The famous one is season one of The Melancholy of Haruhi Suzumiya. In 2021 there was Peach Boy Riverside
Mekakucity Actors, Steins;Gate, Monogatari, Vivy
Basically everything involving time travel/skips I just always watch in release order
I think Monogatari series is a classic for this: broadcast vs novel vs chronological. I’d argue Fate as well. Doing Zero before the Stay Night trilogy gives a different vibe to some of the plotlines than after (dramatic irony vs mystery).
Zero was so boring
The inspiration for the thread: I’m rewatching Tatami Galaxy and I remembered that I accidentally watched it in reverse order the last time. It worked surprisingly well, but I did watch episode 11 again at the end, after I realized what had gone wrong. There’s some time shenanigans anyway, and every episode contains about as many callbacks as callbacks-to-future-episodes and that doesn’t change in reverse order.
The Horimiya anime originally skipped a bunch of stuff that was covered in a later season, titled “Horimiya Pieces” or something like that.

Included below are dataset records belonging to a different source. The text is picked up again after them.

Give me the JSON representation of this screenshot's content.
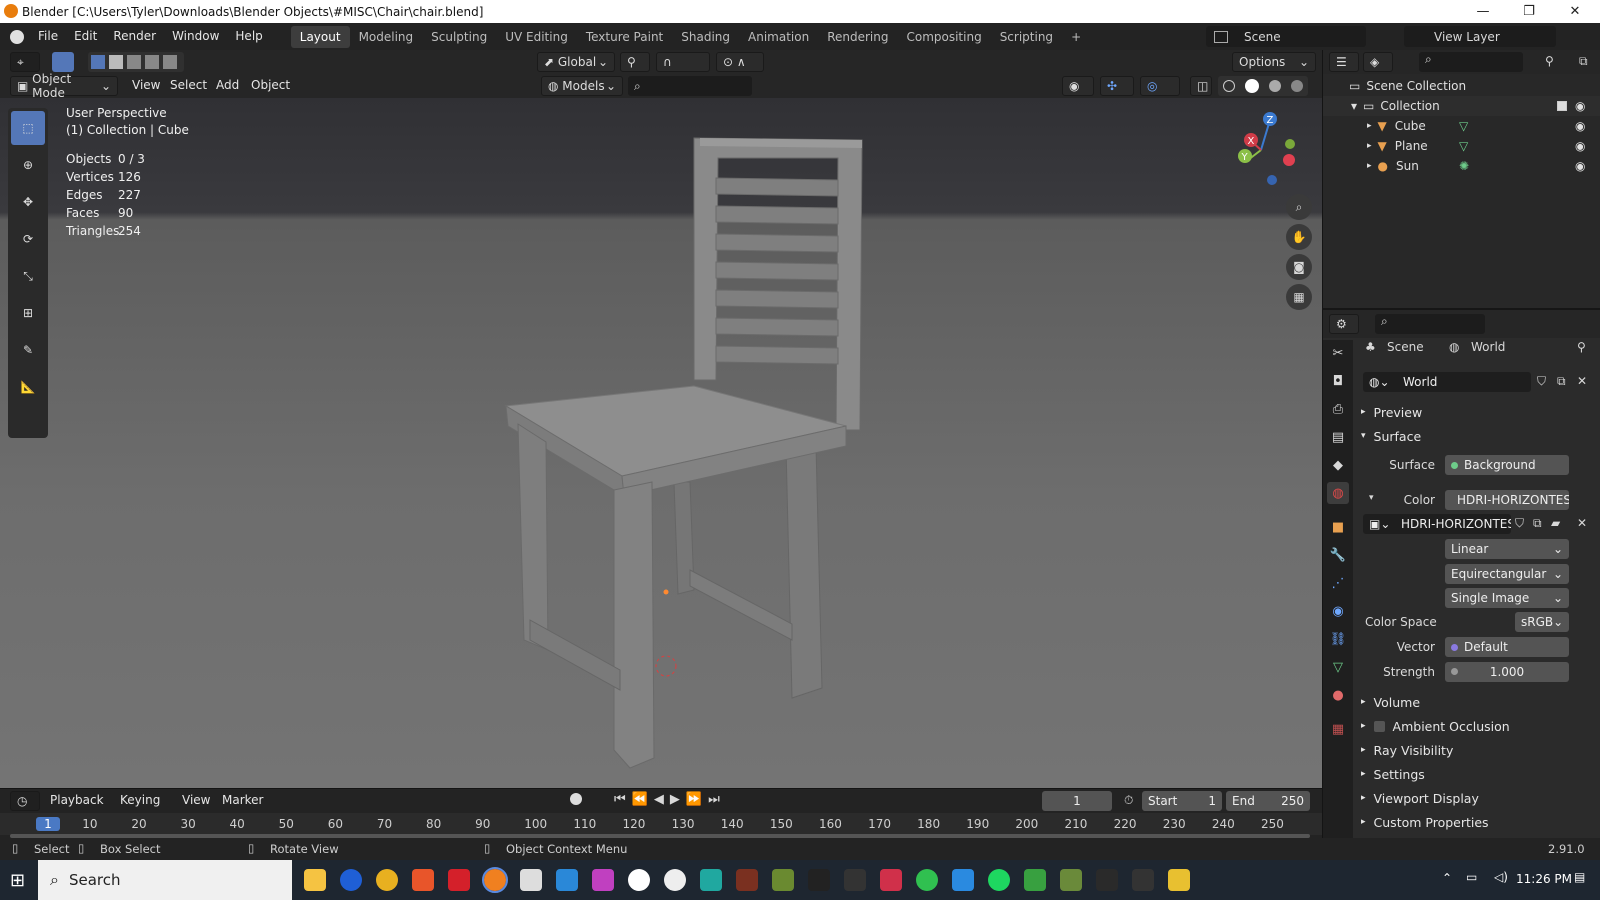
{
  "window": {
    "title": "Blender [C:\\Users\\Tyler\\Downloads\\Blender Objects\\#MISC\\Chair\\chair.blend]",
    "minimize": "—",
    "maximize": "❐",
    "close": "✕"
  },
  "menu": [
    "File",
    "Edit",
    "Render",
    "Window",
    "Help"
  ],
  "workspaces": [
    "Layout",
    "Modeling",
    "Sculpting",
    "UV Editing",
    "Texture Paint",
    "Shading",
    "Animation",
    "Rendering",
    "Compositing",
    "Scripting"
  ],
  "workspace_add": "+",
  "scene_field": "Scene",
  "view_layer_field": "View Layer",
  "viewport": {
    "mode": "Object Mode",
    "menus": [
      "View",
      "Select",
      "Add",
      "Object"
    ],
    "transform_orientation": "Global",
    "collection_filter": "Models",
    "options": "Options",
    "perspective": "User Perspective",
    "context": "(1) Collection | Cube",
    "stats": [
      {
        "label": "Objects",
        "value": "0 / 3"
      },
      {
        "label": "Vertices",
        "value": "126"
      },
      {
        "label": "Edges",
        "value": "227"
      },
      {
        "label": "Faces",
        "value": "90"
      },
      {
        "label": "Triangles",
        "value": "254"
      }
    ],
    "gizmo": {
      "z": "Z",
      "x": "X",
      "y": "Y"
    }
  },
  "outliner": {
    "root": "Scene Collection",
    "collection": "Collection",
    "items": [
      "Cube",
      "Plane",
      "Sun"
    ]
  },
  "properties": {
    "breadcrumb_scene": "Scene",
    "breadcrumb_world": "World",
    "world_name": "World",
    "panels": {
      "preview": "Preview",
      "surface": "Surface",
      "volume": "Volume",
      "ambient_occlusion": "Ambient Occlusion",
      "ray_visibility": "Ray Visibility",
      "settings": "Settings",
      "viewport_display": "Viewport Display",
      "custom_properties": "Custom Properties"
    },
    "surface_label": "Surface",
    "surface_value": "Background",
    "color_label": "Color",
    "color_value": "HDRI-HORIZONTES-...",
    "image_name": "HDRI-HORIZONTES-...",
    "interpolation": "Linear",
    "projection": "Equirectangular",
    "source": "Single Image",
    "color_space_label": "Color Space",
    "color_space_value": "sRGB",
    "vector_label": "Vector",
    "vector_value": "Default",
    "strength_label": "Strength",
    "strength_value": "1.000"
  },
  "timeline": {
    "menus": [
      "Playback",
      "Keying",
      "View",
      "Marker"
    ],
    "current_frame": "1",
    "start_label": "Start",
    "start_value": "1",
    "end_label": "End",
    "end_value": "250",
    "ruler": [
      "1",
      "10",
      "20",
      "30",
      "40",
      "50",
      "60",
      "70",
      "80",
      "90",
      "100",
      "110",
      "120",
      "130",
      "140",
      "150",
      "160",
      "170",
      "180",
      "190",
      "200",
      "210",
      "220",
      "230",
      "240",
      "250"
    ]
  },
  "status": {
    "select": "Select",
    "box_select": "Box Select",
    "rotate_view": "Rotate View",
    "context_menu": "Object Context Menu",
    "version": "2.91.0"
  },
  "taskbar": {
    "search": "Search",
    "time": "11:26 PM"
  },
  "colors": {
    "accent": "#5477b8",
    "active_tab": "#3d3d3d",
    "frame_marker": "#4a79c4"
  }
}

If you want to watch the events in the order they happened in the manga it’s a crazy mess.
Baccano!
Hidamari Sketch. The first two seasons have an achronological order. Each episode is a day in their life in one of the twelve months. Online you can find alternative orders that if you follow them, the story is told chronologically. Although I don’t think it would make that much of a different experience given the episodic nature and lack of overall narrative. One thing about the release order is that sometimes the characters refer to something that has happened but the viewer hasn’t seen that yet. That is something that would disappear with the alternative order. From what I heard the manga is mostly chronological so it would be more true to the manga.
The first series that came to mind was Fate. There are a lot of fan orders.